Also, $t is supposed to be the "percentage of coolness". In effect, anything lower than 20 yields the statement that it needs to be 20% cooler. It's not very fancy, but you get the idea.
How about nginx or lighthttpd? They won't burn your RAM... that much.
I really love drawing and I'm really good at it, so I hear ya. Do what you do best, and love doing it.
In my case it does result in being an artist with basic PHP knowledge :]
It is mostly because of security concerns. Because web servers are constantly exposed to the web, you need a language that, at the most basic level, doesn't allow for security concerns. Java is too flexible and allows for a programmer to easily expose parts of the code to hackers accidentilly, you need to be a Java master to be able to make a Java web server but even so long as you statically type PHP, it will always be secure. C is too simple and while there are several open source C web servers available, it still requires a lot of development work to get the same amount of usability as that which is provided by the PHP community. Also, C isn't supported on all server platforms.
This is... very untrue. There have been a great many security incidents involving PHP.

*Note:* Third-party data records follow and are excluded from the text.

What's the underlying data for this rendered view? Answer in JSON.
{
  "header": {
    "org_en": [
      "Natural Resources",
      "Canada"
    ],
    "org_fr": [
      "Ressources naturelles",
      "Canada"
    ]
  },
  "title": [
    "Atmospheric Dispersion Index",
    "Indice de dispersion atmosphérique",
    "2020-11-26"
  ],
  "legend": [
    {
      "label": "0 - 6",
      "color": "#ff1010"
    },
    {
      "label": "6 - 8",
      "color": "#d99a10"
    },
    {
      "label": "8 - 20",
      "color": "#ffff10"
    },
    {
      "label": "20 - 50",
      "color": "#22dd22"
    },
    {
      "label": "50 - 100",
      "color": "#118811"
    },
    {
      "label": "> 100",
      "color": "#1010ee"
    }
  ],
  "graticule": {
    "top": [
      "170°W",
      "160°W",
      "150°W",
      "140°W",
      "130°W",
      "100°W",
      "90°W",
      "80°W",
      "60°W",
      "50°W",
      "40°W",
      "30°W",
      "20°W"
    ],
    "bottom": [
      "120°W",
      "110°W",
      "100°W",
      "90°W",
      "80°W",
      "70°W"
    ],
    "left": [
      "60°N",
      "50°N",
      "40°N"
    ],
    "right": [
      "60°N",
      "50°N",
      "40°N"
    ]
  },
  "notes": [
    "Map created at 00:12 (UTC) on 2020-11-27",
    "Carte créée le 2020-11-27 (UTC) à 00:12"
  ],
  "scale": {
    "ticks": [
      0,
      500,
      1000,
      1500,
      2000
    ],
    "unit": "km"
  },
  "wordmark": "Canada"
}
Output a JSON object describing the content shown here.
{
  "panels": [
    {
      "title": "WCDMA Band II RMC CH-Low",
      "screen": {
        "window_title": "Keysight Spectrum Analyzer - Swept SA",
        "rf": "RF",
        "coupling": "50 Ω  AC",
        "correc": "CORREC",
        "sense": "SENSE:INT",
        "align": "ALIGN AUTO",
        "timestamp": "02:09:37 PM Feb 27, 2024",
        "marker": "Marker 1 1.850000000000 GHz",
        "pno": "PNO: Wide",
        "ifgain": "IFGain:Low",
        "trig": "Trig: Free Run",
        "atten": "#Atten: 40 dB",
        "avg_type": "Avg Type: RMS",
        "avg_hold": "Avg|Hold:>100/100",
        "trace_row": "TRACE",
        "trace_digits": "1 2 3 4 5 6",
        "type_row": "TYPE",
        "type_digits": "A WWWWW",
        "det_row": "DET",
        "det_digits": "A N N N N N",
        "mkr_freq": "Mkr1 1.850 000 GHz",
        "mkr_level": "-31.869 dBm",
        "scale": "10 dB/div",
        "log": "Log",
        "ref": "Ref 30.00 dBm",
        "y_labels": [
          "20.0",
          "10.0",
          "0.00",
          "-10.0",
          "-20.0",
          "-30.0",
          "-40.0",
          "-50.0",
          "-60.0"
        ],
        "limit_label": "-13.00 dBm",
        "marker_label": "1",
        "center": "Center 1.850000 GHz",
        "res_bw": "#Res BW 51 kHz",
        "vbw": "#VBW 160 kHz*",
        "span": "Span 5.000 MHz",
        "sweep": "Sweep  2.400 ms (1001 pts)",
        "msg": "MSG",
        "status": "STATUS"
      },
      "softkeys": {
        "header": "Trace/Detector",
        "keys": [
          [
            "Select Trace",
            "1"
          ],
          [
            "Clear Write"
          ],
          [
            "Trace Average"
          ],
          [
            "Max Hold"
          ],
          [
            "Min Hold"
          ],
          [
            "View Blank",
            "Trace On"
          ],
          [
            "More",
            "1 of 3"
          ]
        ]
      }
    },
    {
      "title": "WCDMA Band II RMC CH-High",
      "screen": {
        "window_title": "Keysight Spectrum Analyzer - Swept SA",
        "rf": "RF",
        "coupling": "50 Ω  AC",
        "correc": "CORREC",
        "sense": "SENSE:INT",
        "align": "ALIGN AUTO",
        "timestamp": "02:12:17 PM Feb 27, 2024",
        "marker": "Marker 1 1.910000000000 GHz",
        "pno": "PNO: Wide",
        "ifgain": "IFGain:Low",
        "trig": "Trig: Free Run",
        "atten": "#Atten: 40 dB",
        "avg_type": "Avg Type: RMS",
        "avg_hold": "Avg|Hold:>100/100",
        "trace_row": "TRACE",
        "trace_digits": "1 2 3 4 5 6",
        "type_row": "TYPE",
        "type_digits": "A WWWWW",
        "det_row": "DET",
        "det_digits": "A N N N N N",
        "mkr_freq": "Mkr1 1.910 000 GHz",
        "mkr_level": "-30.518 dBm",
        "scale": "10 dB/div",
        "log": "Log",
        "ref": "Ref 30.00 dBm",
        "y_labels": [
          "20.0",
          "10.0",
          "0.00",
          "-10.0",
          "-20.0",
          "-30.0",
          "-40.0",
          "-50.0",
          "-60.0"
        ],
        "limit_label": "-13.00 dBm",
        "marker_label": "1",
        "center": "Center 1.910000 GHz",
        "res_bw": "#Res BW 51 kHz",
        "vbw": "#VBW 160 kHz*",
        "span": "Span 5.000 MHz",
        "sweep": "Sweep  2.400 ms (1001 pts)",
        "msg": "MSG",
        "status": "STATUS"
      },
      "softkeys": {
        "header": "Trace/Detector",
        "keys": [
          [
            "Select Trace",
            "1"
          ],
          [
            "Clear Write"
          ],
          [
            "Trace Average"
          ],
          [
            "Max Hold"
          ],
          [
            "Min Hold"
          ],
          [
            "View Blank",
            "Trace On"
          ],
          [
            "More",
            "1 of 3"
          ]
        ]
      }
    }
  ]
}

"It is certainly better than mySQL"
SQL isn't really a programming language.
Well maybe "always" is a bit strong of a word but it would be far more secure then trying to program your server is, say, Java (using .jsp). You could probably find .asp or C to have different, but equivalent, levels of security, but you won't have the benefit of the Open-Source community and unless you're a pro in those languages, your progamming is bound to open more holes (and waste more of your time).
Also, I hate this "X isn't a programming language because of Y" debates. Just because it's scripted, or is functional or communicates with some underlying interface doesn't make it any less of a progamming language. If code is saved and re-used by a computer without further human assistance, then it is a program, which by definition, was written in a progamming language. That being said, SQL is certainly easier then Java or C (but you aren't going to be a pro overnight).
SQL is very very domain-specific, at the very least. It's not comparable to C or Java or PHP or any other general-purpose language because they do radically different things. You can't just learn SQL instead of one of those and call it a day.
- It is the most used Web development platform out there
- The barrier to entry is low
- All you need is a Web server (typically Apache) and an editor
- Immediate feedback and greater productivity (you can save files in your editor and click reload on your browser)
- There is lots of information out there on PHP
- PHP hosting is extraordinarily cheap.
Your proposed argument is wrong. You said "you need a language that, at the most basic level, doesn't allow for security concerns". C might be dangerous because of the potential for memory errors, which don't exist in PHP... but they don't exist in Java, either. And most big webservers are written in C! (And I have no idea what static typing has to do with it.) The real security concerns in web apps are various types of forgery and injection, and PHP nothing to prevent those—arguably, it makes it easier to create those problems in the first place. I would expect the average Java web app to be more secure than the average PHP web app by a long shot.
People tend to use "programming language" to mean a general-purpose one. SQL is really a query language, hence the name. But it's also Turing-complete. But then, so is CSS. Terminology is hard.